You’ll need to pour Crazy Glue into your ocular sockets to prevent eye-rolling at some of the dialogue. When Alvin sees Paris sauntering down the hall, he proclaims that "She’s like a Frappucino with hips", and when his unpopular chum enters the "cool" kids’ section of school, one of the popular "ballers" warns him "Don’t come down this hallway again — we can’t be havin’ that!" (this same baller later tries to eject them from "his" bleachers, during a game). Littered with lingo like "When you were doing your thizzle earlier, you were off the hizzle," the film is already as outdated as the original it cribbed, if not more so.

It’s not often that forced dialogue requires actual forcing.

I have no idea if Milian is black, Latino or some combination thereof, but… daaaaamn, she’s certainly attractive. But even her skintight clothing and cheerleader routine (Beyer’s rather clunky direction includes no shortage of random booty shots and scantily clad teenaged hoochies) isn’t enough to distract from the fact that what should be the crux of the piece, her ultimate attraction to Alvin, is sudden and arbitrary and exists only to ever-so-slowly progress the film to its predictable climax. Cannon makes for a credible loser, but his transition to "playa" is about as believable as Paul Giamatti: Action Hero.

The left hand of the pre-boyloving, pre-bleached Michael Jackson wax figure seemed to have a mind of its own.

Do yourself a favor and go rent the original Can’t Buy Me Love instead (or just watch one of its countless airings on basic cable), before someone gets the brilliant notion to remake Just One of the Guys.

3.0 out of 10

The Look

The anamorphic transfer is generally decent (although the definition could be better), and as most of the film takes place in daylight or well-lit areas the colors are vibrant. And did I mention how good Milian looks?

7.8 out of 10

Christina counts the number of opportunities remaining to her after this and Torque.

The Noise

Exponentially deeper than the film’s script or message, the thundering bass of the hip-hop soundtrack gets the most audio focus, though the Dolby 5.1 track doesn’t otherwise leave much of an impression. Miraculously, the soundtrack does not include the wretched Jennifer Lopez song that the film’s title quotes.

8.4 out of 10

The Goodies

We’ve got about 12 minutes of deleted scenes (from an already overlong movie), most of which focus on Alvin’s snubbing of his dork friends. The "alternate ending" that’s included basically gives a few extra seconds of the now-happy mismatched couple. The 20 minute making-of promo featurette has interviews with the cast as they highlight all the aspects of their needle-thin characters. On top of that is a pair of music videos from Busta Rhymes (with Chingy, Fat Joe and Cannon) and Murphy Lee, which showcase the type of dancing displayed by teens throughout the film.

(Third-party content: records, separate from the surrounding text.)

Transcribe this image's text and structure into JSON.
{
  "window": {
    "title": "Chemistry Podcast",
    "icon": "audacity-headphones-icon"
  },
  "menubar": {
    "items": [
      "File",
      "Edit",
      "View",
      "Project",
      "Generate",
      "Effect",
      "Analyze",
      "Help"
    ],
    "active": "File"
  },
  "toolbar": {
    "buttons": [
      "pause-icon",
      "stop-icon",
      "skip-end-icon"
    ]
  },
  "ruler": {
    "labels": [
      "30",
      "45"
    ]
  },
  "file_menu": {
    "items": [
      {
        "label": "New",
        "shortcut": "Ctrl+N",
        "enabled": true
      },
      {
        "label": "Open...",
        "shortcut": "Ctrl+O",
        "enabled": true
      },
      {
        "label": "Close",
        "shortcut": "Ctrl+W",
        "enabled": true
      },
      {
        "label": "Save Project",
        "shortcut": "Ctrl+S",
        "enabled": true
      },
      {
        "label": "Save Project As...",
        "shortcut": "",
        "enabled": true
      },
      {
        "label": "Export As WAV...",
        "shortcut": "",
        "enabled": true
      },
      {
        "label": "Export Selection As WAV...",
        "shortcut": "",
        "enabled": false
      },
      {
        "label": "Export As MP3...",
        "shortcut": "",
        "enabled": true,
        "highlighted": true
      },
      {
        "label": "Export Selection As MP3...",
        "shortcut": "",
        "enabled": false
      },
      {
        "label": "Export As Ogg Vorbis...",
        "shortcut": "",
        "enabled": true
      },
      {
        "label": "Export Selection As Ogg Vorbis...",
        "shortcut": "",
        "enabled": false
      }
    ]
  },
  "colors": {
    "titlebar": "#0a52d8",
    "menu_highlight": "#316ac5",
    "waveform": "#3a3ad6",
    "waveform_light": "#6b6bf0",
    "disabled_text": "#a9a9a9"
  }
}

Sometimes I’m grateful for the lack of a commentary track.

4.0 out of 10

After he found a prison meal he particularly liked, Tyson lost a bit of his edge…

The Artwork

Cannon looks on and smirks while Milian struggles helplessly as one incredibly heavy earring inexorably drags her gorgeous head to the ground.

She does manage to smile through the pain, brave girl.